Once upon a time, in a different life, I worked for a small web development company in Western Massachusetts. The company was blessed with an obscenely talented group of programming professionals and designers. But the most valuable lessons we learned cannot be learned from a book, a class or pouring over code.

The place where many web professionals fail is on the human side of the business. I don’t mean sales, although that’s part of it. I mean customer service and interaction. It’s not just about the code. If you can give your clients better service than your competitors, you’ll grow your business faster than you ever thought possible. And one of the best ways to do that is so simple, it’s amazing how frequently it doesn’t happen.

Listen to your clients. Really listen. They’ll tell you what they want and need. Unless what they are asking for is literally impossible or they cannot afford it, give them what they want. If you can’t do it, tell them why. If you think you can give them what they want, but more efficiently, or better, tell them that too. But if your client insists, do what they ask. They are the ones paying you.

Don’t assume you know everything about their business, or that you know it better than they do. Your business is web development and programming.
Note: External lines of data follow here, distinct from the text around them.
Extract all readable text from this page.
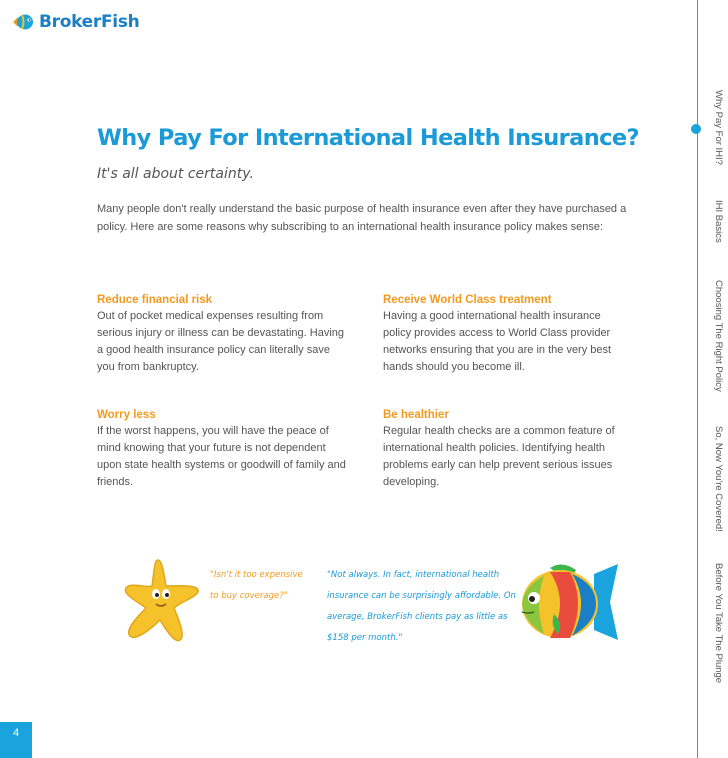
BrokerFish
Why Pay For IHI?
IHI Basics
Choosing The Right Policy
So, Now You're Covered!
Before You Take The Plunge
Why Pay For International Health Insurance?

It's all about certainty.

Many people don't really understand the basic purpose of health insurance even after they have purchased a policy. Here are some reasons why subscribing to an international health insurance policy makes sense:

Reduce financial risk

Out of pocket medical expenses resulting from serious injury or illness can be devastating. Having a good health insurance policy can literally save you from bankruptcy.

Receive World Class treatment

Having a good international health insurance policy provides access to World Class provider networks ensuring that you are in the very best hands should you become ill.

Worry less

If the worst happens, you will have the peace of mind knowing that your future is not dependent upon state health systems or goodwill of family and friends.

Be healthier

Regular health checks are a common feature of international health policies. Identifying health problems early can help prevent serious issues developing.

"Isn't it too expensive to buy coverage?"
"Not always. In fact, international health insurance can be surprisingly affordable. On average, BrokerFish clients pay as little as $158 per month."
4
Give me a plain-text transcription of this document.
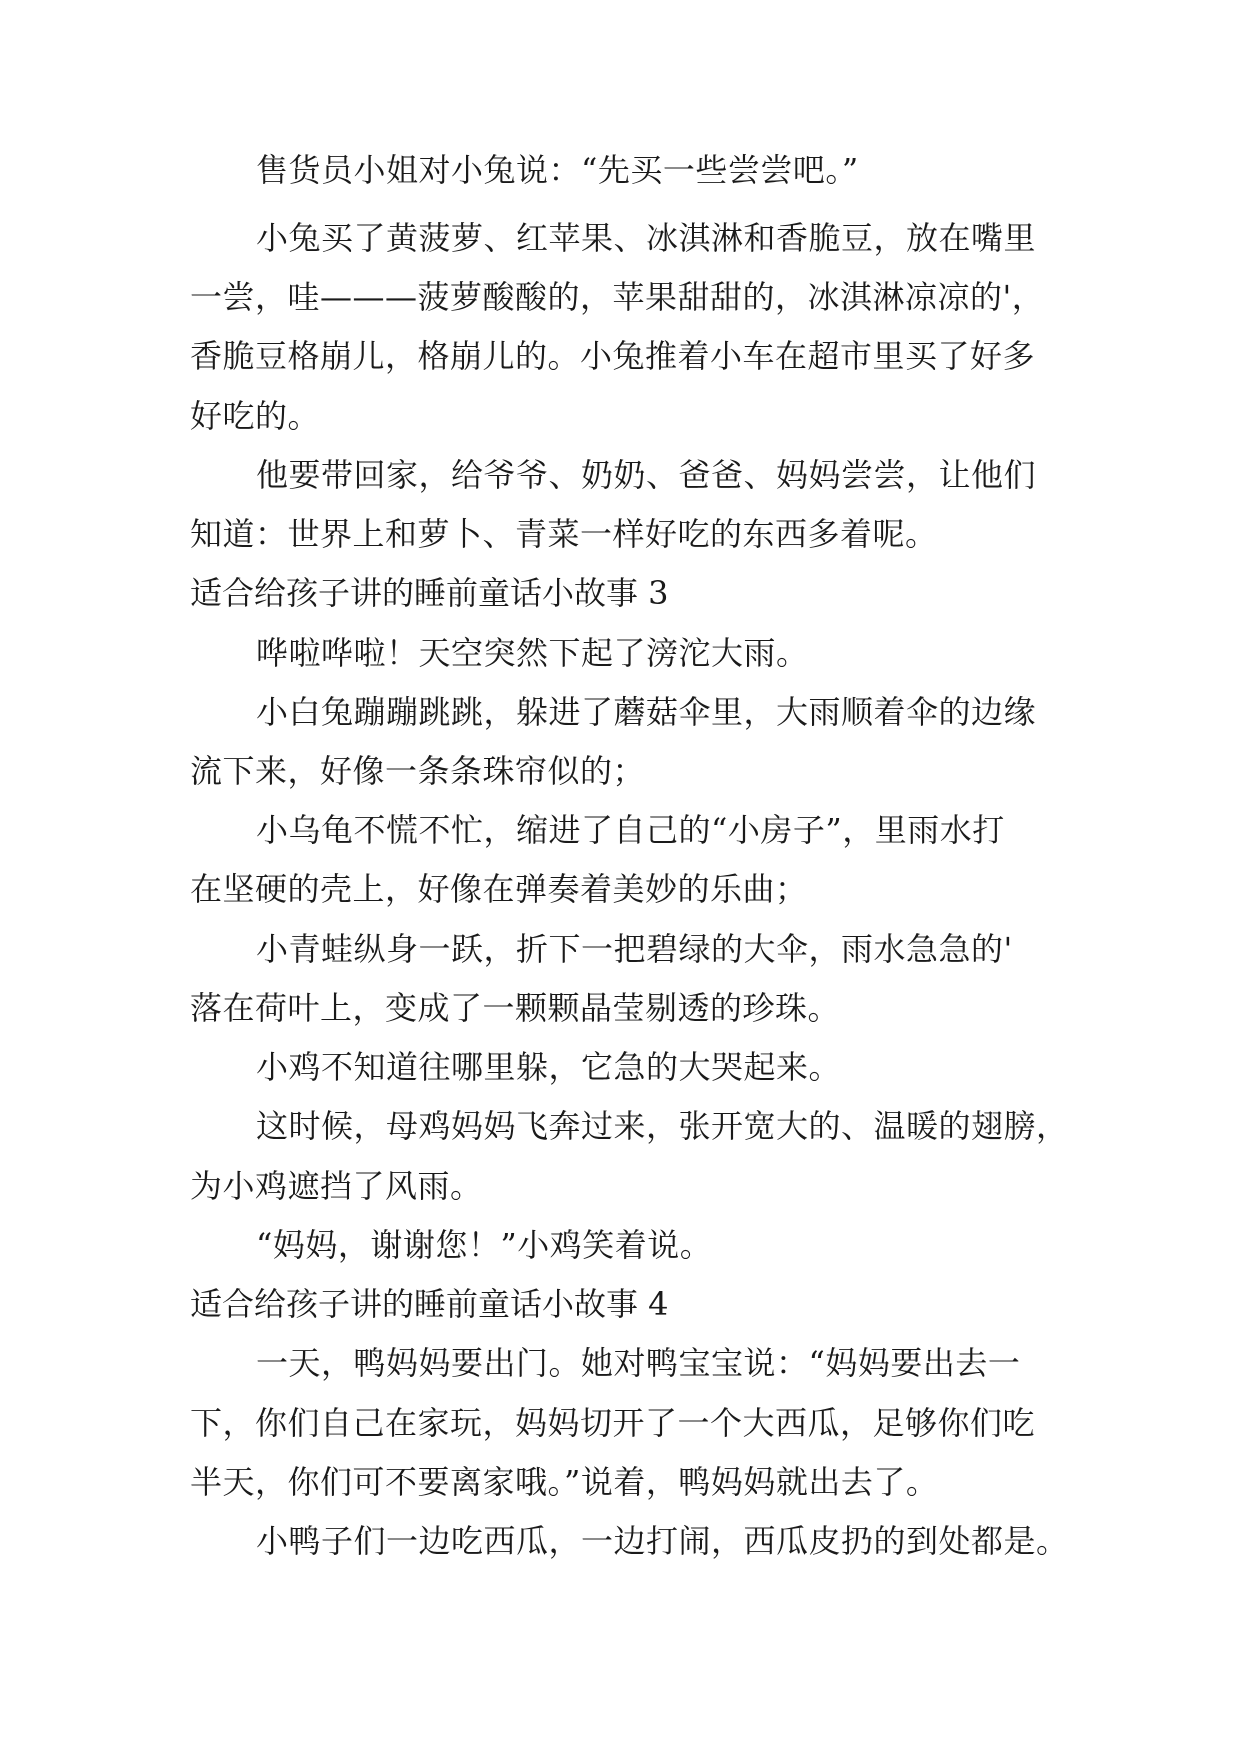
售货员小姐对小兔说：“先买一些尝尝吧。”
小兔买了黄菠萝、红苹果、冰淇淋和香脆豆，放在嘴里
一尝，哇———菠萝酸酸的，苹果甜甜的，冰淇淋凉凉的'，
香脆豆格崩儿，格崩儿的。小兔推着小车在超市里买了好多
好吃的。
他要带回家，给爷爷、奶奶、爸爸、妈妈尝尝，让他们
知道：世界上和萝卜、青菜一样好吃的东西多着呢。
适合给孩子讲的睡前童话小故事 3
哗啦哗啦！天空突然下起了滂沱大雨。
小白兔蹦蹦跳跳，躲进了蘑菇伞里，大雨顺着伞的边缘
流下来，好像一条条珠帘似的；
小乌龟不慌不忙，缩进了自己的“小房子”，里雨水打
在坚硬的壳上，好像在弹奏着美妙的乐曲；
小青蛙纵身一跃，折下一把碧绿的大伞，雨水急急的'
落在荷叶上，变成了一颗颗晶莹剔透的珍珠。
小鸡不知道往哪里躲，它急的大哭起来。
这时候，母鸡妈妈飞奔过来，张开宽大的、温暖的翅膀，
为小鸡遮挡了风雨。
“妈妈，谢谢您！”小鸡笑着说。
适合给孩子讲的睡前童话小故事 4
一天，鸭妈妈要出门。她对鸭宝宝说：“妈妈要出去一
下，你们自己在家玩，妈妈切开了一个大西瓜，足够你们吃
半天，你们可不要离家哦。”说着，鸭妈妈就出去了。
小鸭子们一边吃西瓜，一边打闹，西瓜皮扔的到处都是。
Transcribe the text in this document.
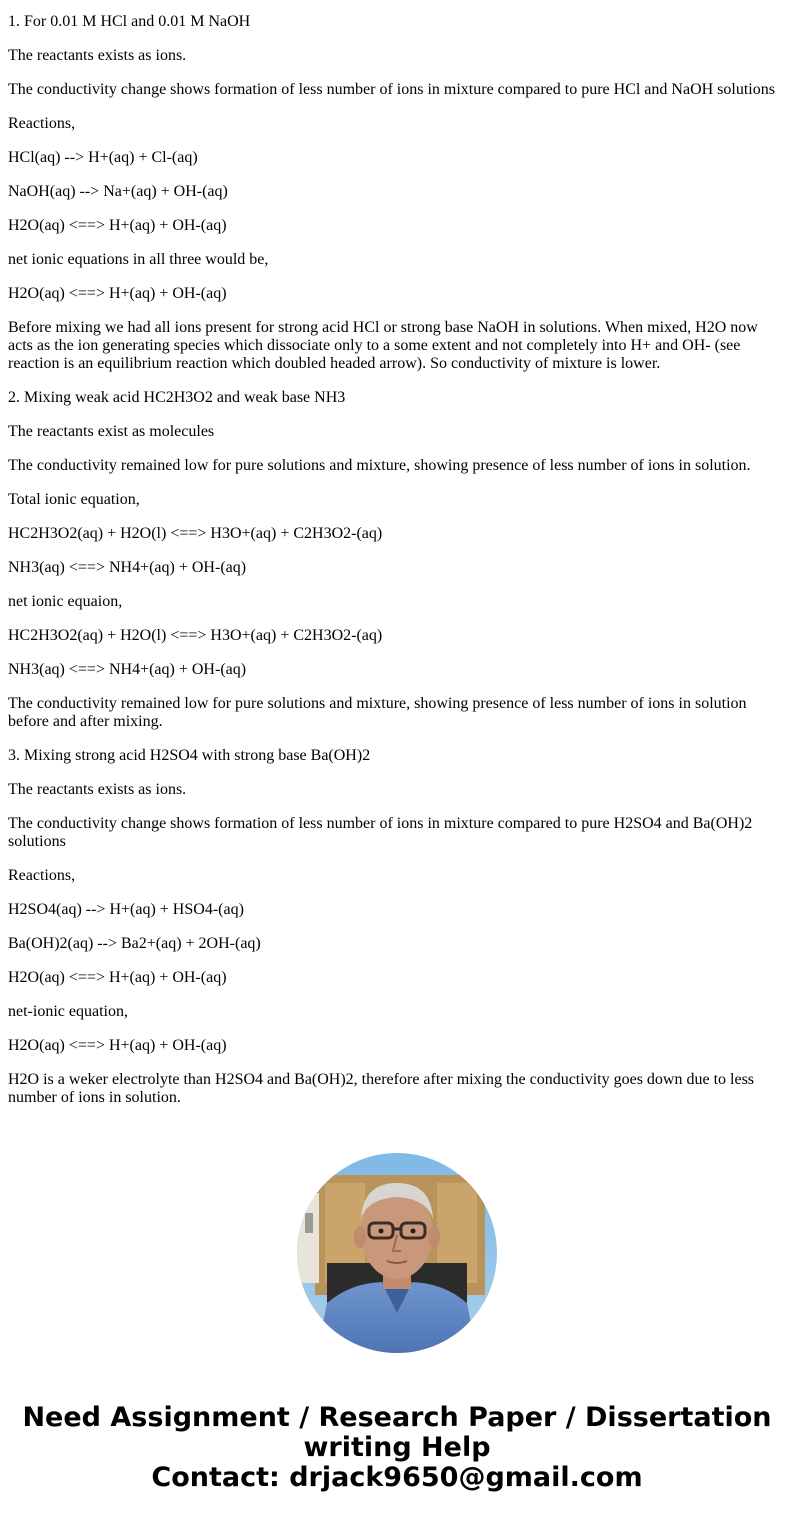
1. For 0.01 M HCl and 0.01 M NaOH

The reactants exists as ions.

The conductivity change shows formation of less number of ions in mixture compared to pure HCl and NaOH solutions

Reactions,

HCl(aq) --> H+(aq) + Cl-(aq)

NaOH(aq) --> Na+(aq) + OH-(aq)

H2O(aq) <==> H+(aq) + OH-(aq)

net ionic equations in all three would be,

H2O(aq) <==> H+(aq) + OH-(aq)

Before mixing we had all ions present for strong acid HCl or strong base NaOH in solutions. When mixed, H2O now acts as the ion generating species which dissociate only to a some extent and not completely into H+ and OH- (see reaction is an equilibrium reaction which doubled headed arrow). So conductivity of mixture is lower.

2. Mixing weak acid HC2H3O2 and weak base NH3

The reactants exist as molecules

The conductivity remained low for pure solutions and mixture, showing presence of less number of ions in solution.

Total ionic equation,

HC2H3O2(aq) + H2O(l) <==> H3O+(aq) + C2H3O2-(aq)

NH3(aq) <==> NH4+(aq) + OH-(aq)

net ionic equaion,

HC2H3O2(aq) + H2O(l) <==> H3O+(aq) + C2H3O2-(aq)

NH3(aq) <==> NH4+(aq) + OH-(aq)

The conductivity remained low for pure solutions and mixture, showing presence of less number of ions in solution before and after mixing.

3. Mixing strong acid H2SO4 with strong base Ba(OH)2

The reactants exists as ions.

The conductivity change shows formation of less number of ions in mixture compared to pure H2SO4 and Ba(OH)2 solutions

Reactions,

H2SO4(aq) --> H+(aq) + HSO4-(aq)

Ba(OH)2(aq) --> Ba2+(aq) + 2OH-(aq)

H2O(aq) <==> H+(aq) + OH-(aq)

net-ionic equation,

H2O(aq) <==> H+(aq) + OH-(aq)

H2O is a weker electrolyte than H2SO4 and Ba(OH)2, therefore after mixing the conductivity goes down due to less number of ions in solution.

Need Assignment / Research Paper / Dissertation
writing Help
Contact: drjack9650@gmail.com
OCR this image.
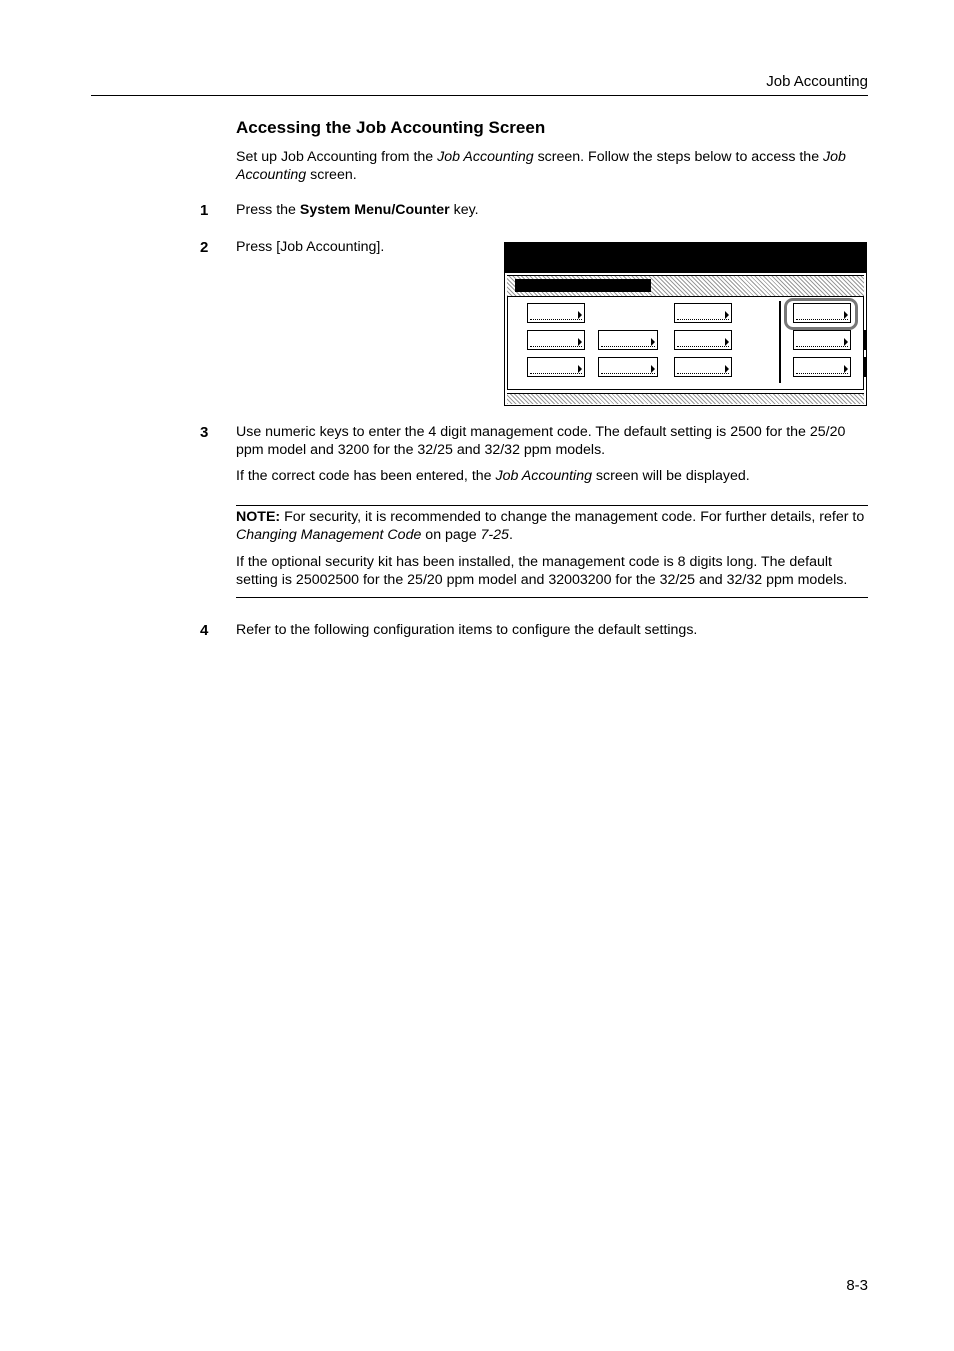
Job Accounting
Accessing the Job Accounting Screen
Set up Job Accounting from the Job Accounting screen. Follow the steps below to access the Job Accounting screen.
1 Press the System Menu/Counter key.
2 Press [Job Accounting].
3 Use numeric keys to enter the 4 digit management code. The default setting is 2500 for the 25/20 ppm model and 3200 for the 32/25 and 32/32 ppm models.
If the correct code has been entered, the Job Accounting screen will be displayed.
NOTE: For security, it is recommended to change the management code. For further details, refer to Changing Management Code on page 7-25.
If the optional security kit has been installed, the management code is 8 digits long. The default setting is 25002500 for the 25/20 ppm model and 32003200 for the 32/25 and 32/32 ppm models.
4 Refer to the following configuration items to configure the default settings.
8-3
There’s a lot of overlap in the business world, and frequently, solutions for one company will work just as well for a similarly sized company in a different industry. But chances are that if your customer tells you how their business works, even if it doesn’t make sense to you, they’re probably right.

The company I used to work for had a big problem with this. The powers that be often tried to shoehorn clients into solutions that we’d developed for others simply to save on development costs. Sometimes, it worked. But when it didn’t, it tended to blow up spectacularly, with bad feelings and threats of lawsuits. Nobody wants to deal with that, and if it happens too often, word gets around. And that’s much worse.

You can be just as obscenely talented us the programmers of that company I worked for. You might be able to make bits dance on the head of a pin at your command. But if you don’t have any customers, you’ll starve.